3f8 monoclonal antibody and 13-cis-retinoic acid
A cycle consists of treatment with 3F8 for 5 days. GMCSF is started 5 days in advance of each 3F8 cycle. The break between end of a cycle of 3F8/GM-CSF and start of next cycle is 2-to-4-weeks through 4 cycles; subsequent breaks are ~6-8 weeks. 13-cis-retinoic acid is started after cycle 2.

Primary Outcomes

Assess the impact of high-dose 3F8/GM-CSF on relapse-free survival
time frame: 2 years

Secondary Outcomes

Apply real-time quantitative RT-PCR to test the hypothesis that the minimal residual disease content of bone marrow
time frame: 2 years
Monitor safety of the high-dose antibody treatment
time frame: 2 years

Eligibility Criteria

Male or female participants at least 18 months old.
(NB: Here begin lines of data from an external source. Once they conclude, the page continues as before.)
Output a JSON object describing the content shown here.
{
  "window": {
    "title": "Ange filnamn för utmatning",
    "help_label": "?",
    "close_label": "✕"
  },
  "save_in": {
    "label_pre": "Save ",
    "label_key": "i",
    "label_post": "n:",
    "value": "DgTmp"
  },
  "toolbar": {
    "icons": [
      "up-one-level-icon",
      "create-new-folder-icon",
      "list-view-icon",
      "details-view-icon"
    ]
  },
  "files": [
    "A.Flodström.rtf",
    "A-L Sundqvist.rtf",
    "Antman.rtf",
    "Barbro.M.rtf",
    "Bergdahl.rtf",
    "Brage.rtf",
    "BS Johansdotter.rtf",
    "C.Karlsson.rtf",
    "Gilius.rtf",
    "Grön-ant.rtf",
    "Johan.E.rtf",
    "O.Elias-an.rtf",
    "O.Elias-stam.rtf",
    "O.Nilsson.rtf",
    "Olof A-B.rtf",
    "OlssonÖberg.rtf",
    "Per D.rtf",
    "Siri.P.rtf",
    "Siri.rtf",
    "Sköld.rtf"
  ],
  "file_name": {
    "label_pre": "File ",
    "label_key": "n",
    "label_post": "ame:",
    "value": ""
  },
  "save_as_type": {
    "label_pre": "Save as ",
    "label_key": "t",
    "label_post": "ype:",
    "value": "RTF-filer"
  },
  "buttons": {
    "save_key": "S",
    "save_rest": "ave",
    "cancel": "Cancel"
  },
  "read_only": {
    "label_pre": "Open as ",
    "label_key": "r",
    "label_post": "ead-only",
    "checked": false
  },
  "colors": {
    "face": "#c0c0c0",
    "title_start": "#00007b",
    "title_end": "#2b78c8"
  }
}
Inclusion Criteria: - Diagnosis of NB as defined by a) histopathology (confirmed by the MSKCC Department of Pathology), or b) BM metastases or MIBG-avid lesion(s) plus high urine catecholamine levels. - High-risk NB as defined by risk-related treatment guidelines1 and the International NB Staging System,89 i.e., stage 4 with (any age) or without (> or = to 18 months of age) MYCN amplification, MYCN-amplified stage 2 or stage 3 (any age), or MYCN-amplified stage 4S. - The patients are post-stem cell transplantation and in first CR/VGPR, including no measurable MIBG-avid soft tissue tumor assessable for response. - Signed informed consent indicating awareness of the investigational nature of this program. Exclusion Criteria: - Creatinine > 3.0 mg/dL - ALT, AST and Alkaline Phosphatase > 5.0 times the upper limit of normal - Bilirubin > 3.0 mg/dL - Patients with grade 3 or higher toxicities (using the CTCAE v3.0) related to cardiac, neurological, pulmonary or gastrointestinal function as determined by physical exam. Patients must have normal blood pressure for age. - Progressive disease - History of allergy to mouse proteins. - Active life-threatening infection. - Human anti-mouse antibody (HAMA) titer >1000 Elisa units/ml. - Inability to comply with protocol requirements

Additional Information

Official title High-Dose 3F8/GM-CSF Immunotherapy Plus 13-Cis-Retinoic Acid for Consolidation of First Remission After Myeloablative Therapy and Autologous Stem-Cell Transplantation in Patients With High-Risk Neuroblastoma: A Phase II Study
Principal investigator Brian Kushner, MD
Trial information was received from ClinicalTrials.gov and was last updated in September 2016.
Information provided to ClinicalTrials.gov by Memorial Sloan Kettering Cancer Center.